朝方まで話し込んでいた乃亜とナツミは、昼近くになってようやく起きた。 ナツミが電源を切っていた携帯の留守電を再生すると、十件ものメッセージが父親によって入れられていた。 ナツミは「ムカツク」と言いながら、その日の夜には自宅へ帰って行った。 それでも乃亜にしてみれば、そんな普通の親子関係が微笑ましく感じた。

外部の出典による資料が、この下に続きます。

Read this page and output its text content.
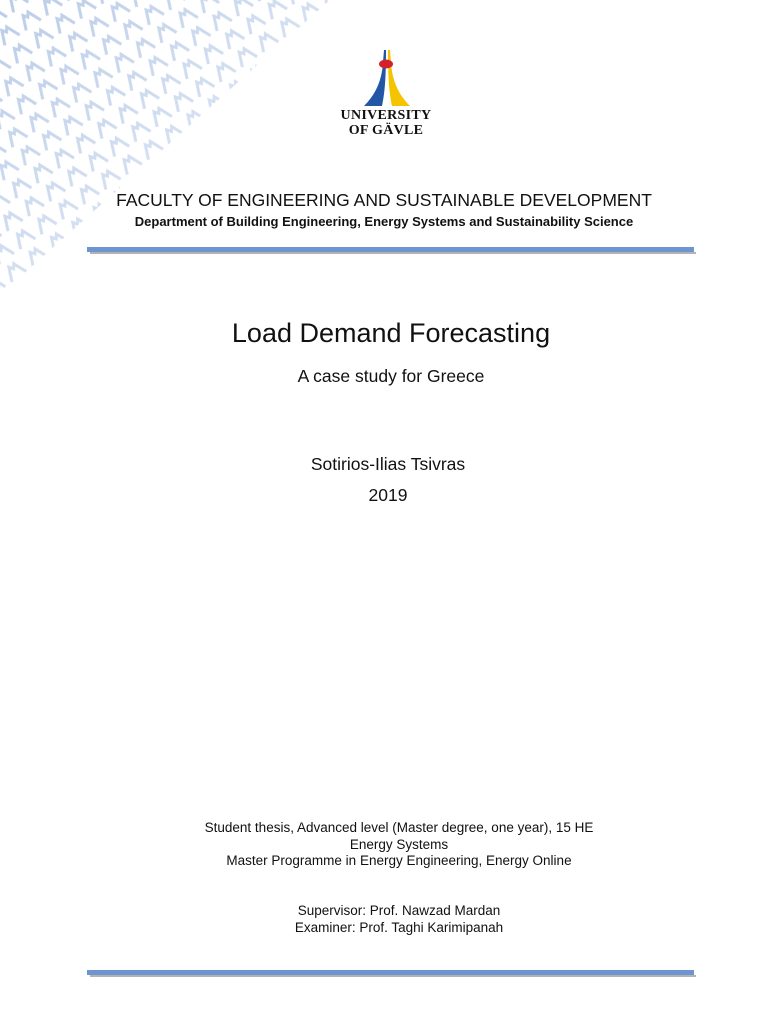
UNIVERSITY
OF GÄVLE
FACULTY OF ENGINEERING AND SUSTAINABLE DEVELOPMENT
Department of Building Engineering, Energy Systems and Sustainability Science
Load Demand Forecasting
A case study for Greece
Sotirios-Ilias Tsivras
2019
Student thesis, Advanced level (Master degree, one year), 15 HE
Energy Systems
Master Programme in Energy Engineering, Energy Online
Supervisor: Prof. Nawzad Mardan
Examiner: Prof. Taghi Karimipanah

所沢で買い物をしていた乃亜は、突然女性に声を掛けられた。 「亜矢乃」 最初は自分に声が掛かっているとは思わなかった。だって、乃亜は亜矢乃では無い。 「アヤノ。何シカトしてんのさ」 そう言って、後ろから肩に触れられて、乃亜は怪訝そうに振り返った。 「あの……」 乃亜は顔を見れば人違いと言う事がわかるだろうと確信していた。ところがその女性は乃亜の顔を正面から見たにも関わらず 「何してんの?買い物?」 乃亜は一瞬言葉が出なかった。 マスカラを塗り重ねたガチガチの睫毛の奥に怪しく輝くダークグリーンの瞳に、一瞬吸い込まれそうになる。 紅い髪の毛に負けないほど真っ赤なグロスを引いた唇は、ガムを噛んでいる為か終始動きを止めない。 「あの…… 人違いです。あたしはアヤノじゃないです」 今度は相手の女性の方が怪訝な表情を浮かべた。 「なによ、澄ましちゃって」 「は?」 「ま、いいや。昼間は他人って訳ね」 女性はそう言って艶やかなローズピンクの唇で笑みを作ると、そのまま歩いて下り用のエスカーレーターに消えた。 誰…… 何? 乃亜の思考はひたすら混乱していたが、自分に見覚えが無いのだから人違いに違いないだろうと深くは考えず、その出来事は直ぐに忘れてしまった。